Another thing that can help is taking a very low dose of melatonin, which you can find at most pharmacies, said Dr. Sabra Abbott, an assistant professor of neurology in sleep medicine at Northwestern University Feinberg School of Medicine, in Chicago. Abbott recommends taking no more than a half milligram about one hour before bed. It's important to keep the dose low so that it clears your system quickly. "We're trying to provide a little signal that it's the beginning of nighttime," Abbott said. "But we want it out of your system by the end of the night because melatonin at the end of the night can push your clock later and will make the problem worse."
If you follow these steps, you should start to feel increasingly sleepier at earlier times in the evening, allowing you to fall asleep and wake up earlier. But whatever you do, make sure that you stick to your new routine — including on the weekends.

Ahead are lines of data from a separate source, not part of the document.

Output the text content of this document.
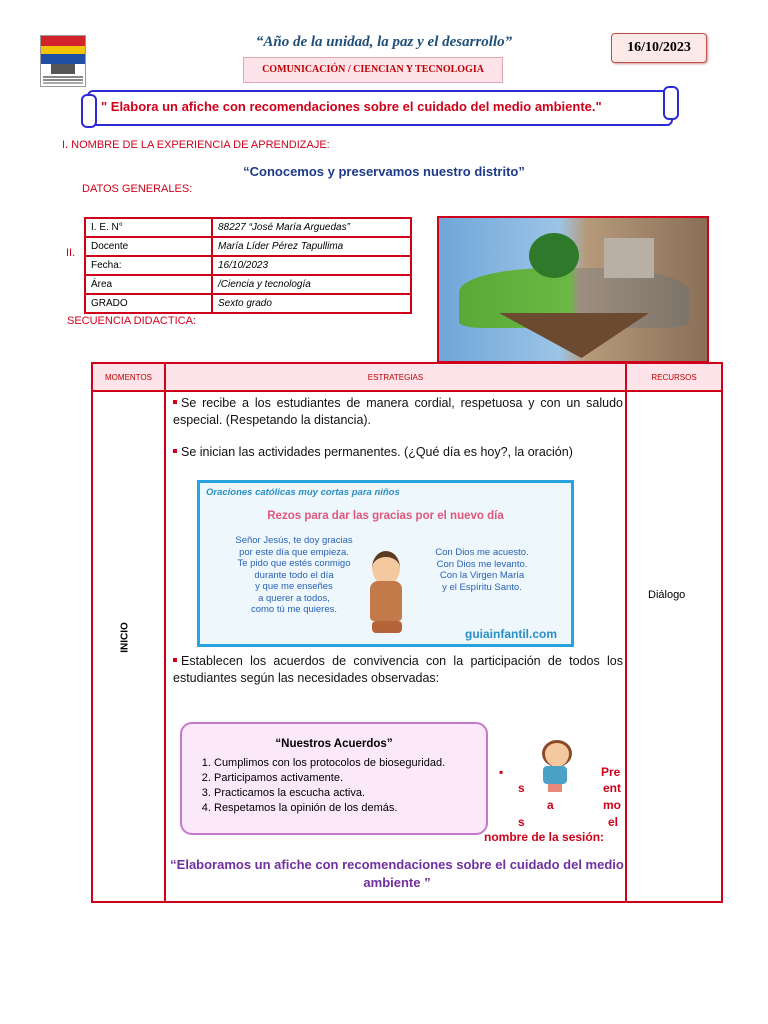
“Año de la unidad, la paz y el desarrollo”	16/10/2023
COMUNICACIÓN / CIENCIAN Y TECNOLOGIA
" Elabora un afiche con recomendaciones sobre el cuidado del medio ambiente."
I. NOMBRE DE LA EXPERIENCIA DE APRENDIZAJE:
“Conocemos y preservamos nuestro distrito”
DATOS GENERALES:
II.
I. E. N°	88227 “José María Arguedas”
Docente	María Líder Pérez Tapullima
Fecha:	16/10/2023
Área	/Ciencia y tecnología
GRADO	Sexto grado
SECUENCIA DIDACTICA:
MOMENTOS	ESTRATEGIAS	RECURSOS

INICIO
Diálogo
Se recibe a los estudiantes de manera cordial, respetuosa y con un saludo especial. (Respetando la distancia).
Se inician las actividades permanentes. (¿Qué día es hoy?, la oración)
Oraciones católicas muy cortas para niños
Rezos para dar las gracias por el nuevo día
Señor Jesús, te doy gracias
por este día que empieza.
Te pido que estés conmigo
durante todo el día
y que me enseñes
a querer a todos,
como tú me quieres.
Con Dios me acuesto.
Con Dios me levanto.
Con la Virgen María
y el Espíritu Santo.
guiainfantil.com
Establecen los acuerdos de convivencia con la participación de todos los estudiantes según las necesidades observadas:
“Nuestros Acuerdos”
1. Cumplimos con los protocolos de bioseguridad.
2. Participamos activamente.
3. Practicamos la escucha activa.
4. Respetamos la opinión de los demás.
▪
s
a
s
Pre
ent
mo
el
nombre de la sesión:
“Elaboramos un afiche con recomendaciones sobre el cuidado del medio ambiente ”
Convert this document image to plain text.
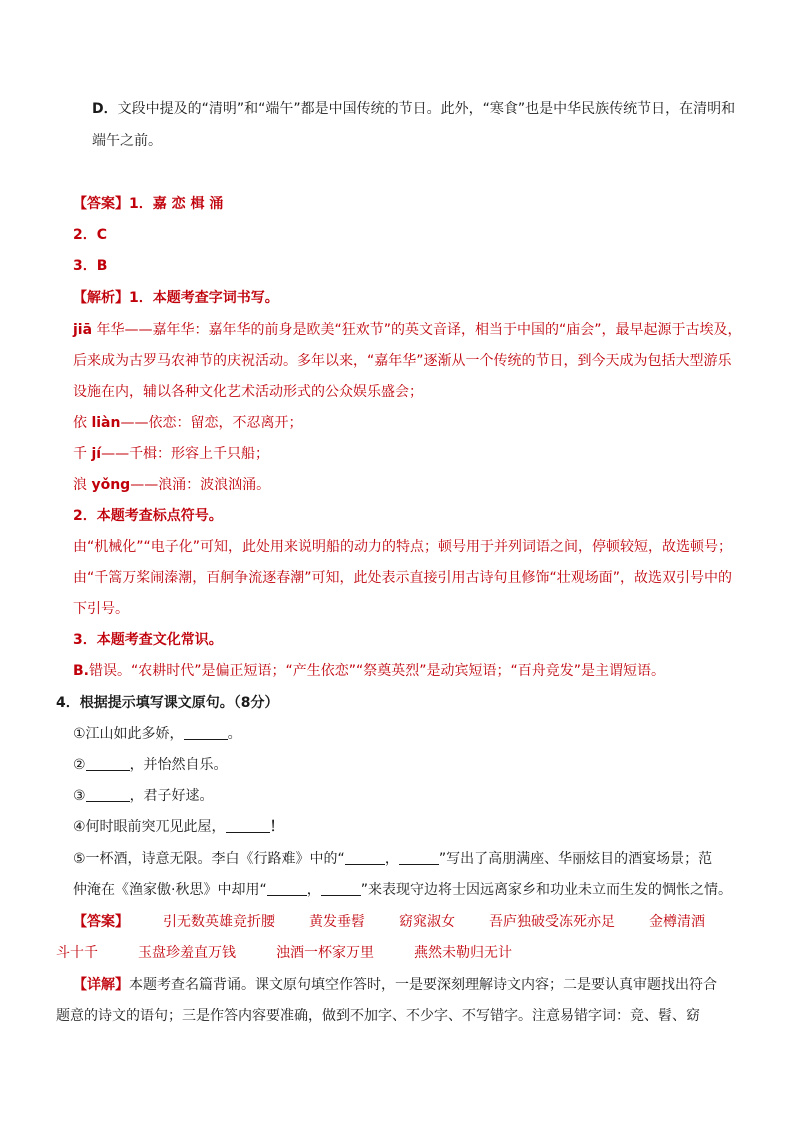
D．文段中提及的“清明”和“端午”都是中国传统的节日。此外，“寒食”也是中华民族传统节日，在清明和
端午之前。
【答案】1．嘉 恋 楫 涌
2．C
3．B
【解析】1．本题考查字词书写。
jiā 年华——嘉年华：嘉年华的前身是欧美“狂欢节”的英文音译，相当于中国的“庙会”，最早起源于古埃及，
后来成为古罗马农神节的庆祝活动。多年以来，“嘉年华”逐渐从一个传统的节日，到今天成为包括大型游乐
设施在内，辅以各种文化艺术活动形式的公众娱乐盛会；
依 liàn——依恋：留恋，不忍离开；
千 jí——千楫：形容上千只船；
浪 yǒng——浪涌：波浪汹涌。
2．本题考查标点符号。
由“机械化”“电子化”可知，此处用来说明船的动力的特点；顿号用于并列词语之间，停顿较短，故选顿号；
由“千篙万桨闹溱潮，百舸争流逐春潮”可知，此处表示直接引用古诗句且修饰“壮观场面”，故选双引号中的
下引号。
3．本题考查文化常识。
B.错误。“农耕时代”是偏正短语；“产生依恋”“祭奠英烈”是动宾短语；“百舟竞发”是主谓短语。
4．根据提示填写课文原句。（8分）
①江山如此多娇，	。
②	，并怡然自乐。
③	，君子好逑。
④何时眼前突兀见此屋，	！
⑤一杯酒，诗意无限。李白《行路难》中的“	，	”写出了高朋满座、华丽炫目的酒宴场景；范
仲淹在《渔家傲·秋思》中却用“	，	”来表现守边将士因远离家乡和功业未立而生发的惆怅之情。
【答案】 引无数英雄竞折腰 黄发垂髫 窈窕淑女 吾庐独破受冻死亦足 金樽清酒
斗十千	玉盘珍羞直万钱	浊酒一杯家万里	燕然未勒归无计
【详解】本题考查名篇背诵。课文原句填空作答时，一是要深刻理解诗文内容；二是要认真审题找出符合
题意的诗文的语句；三是作答内容要准确，做到不加字、不少字、不写错字。注意易错字词：竞、髫、窈
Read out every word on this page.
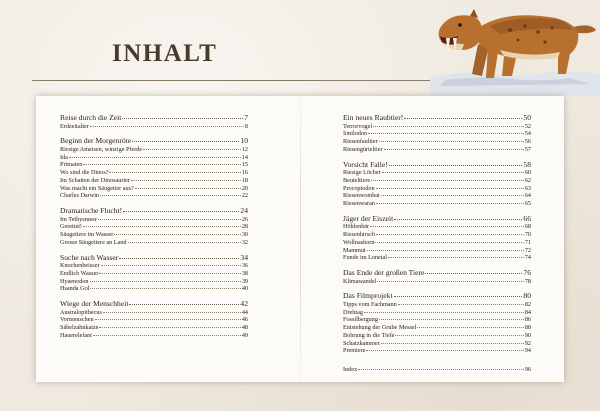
INHALT
Reise durch die Zeit	7
Erdzeitalter	8
Beginn der Morgenröte	10
Riesige Ameisen, winzige Pferde	12
Ida	14
Primaten	15
Wo sind die Dinos?	16
Im Schatten der Dinosaurier	18
Was macht ein Säugetier aus?	20
Charles Darwin	22
Dramatische Flucht!	24
Im Tethysmeer	26
Gerettet!	28
Säugetiere im Wasser	30
Grosse Säugetiere an Land	32
Suche nach Wasser	34
Knochenbeisser	36
Endlich Wasser	38
Hyaenodon	39
Hsanda Gol	40
Wiege der Menschheit	42
Australopithecus	44
Vormenschen	46
Säbelzahnkatze	48
Hauerelefant	49
Ein neues Raubtier!	50
Terrorvogel	52
Smilodon	54
Riesenfaultier	56
Riesengürteltier	57
Vorsicht Falle!	58
Riesige Löcher	60
Beuteltiere	62
Procoptodon	63
Riesenwombat	64
Riesenwaran	65
Jäger der Eiszeit	66
Höhlenbär	68
Riesenhirsch	70
Wollnashorn	71
Mammut	72
Funde im Lonetal	74
Das Ende der großen Tiere	76
Klimawandel	78
Das Filmprojekt	80
Tipps vom Fachmann	82
Drehtag	84
Fossilbergung	86
Entstehung der Grube Messel	88
Bohrung in die Tiefe	90
Schatzkammer	92
Premiere	94
Index	96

Consistency is crucial. "If you're getting up early for work and going to bed early, then you have to keep doing the things that got you there," Rosen said. "If there's a party on the weekend and you stay up late or you start watching Netflix late at night, then you will undo everything you just did, and you'll have to start all over."
Some people have a condition known as delayed sleep phase syndrome, which is akin to being an extreme night owl. They tend not to fall asleep until well after midnight, and they can easily sleep through the morning. This condition is most common among young people, affecting roughly 7 per cent to 16 per cent of adolescents and young adults. The behavioral changes mentioned above can help if you think you have this disorder. But if you find that it's still disrupting your ability to work, go to school or function on a daily basis, then it might be a good idea to contact a sleep specialist. You can find one by going to the American Academy of Sleep Medicine's website, sleepeducation.org, and entering your ZIP code.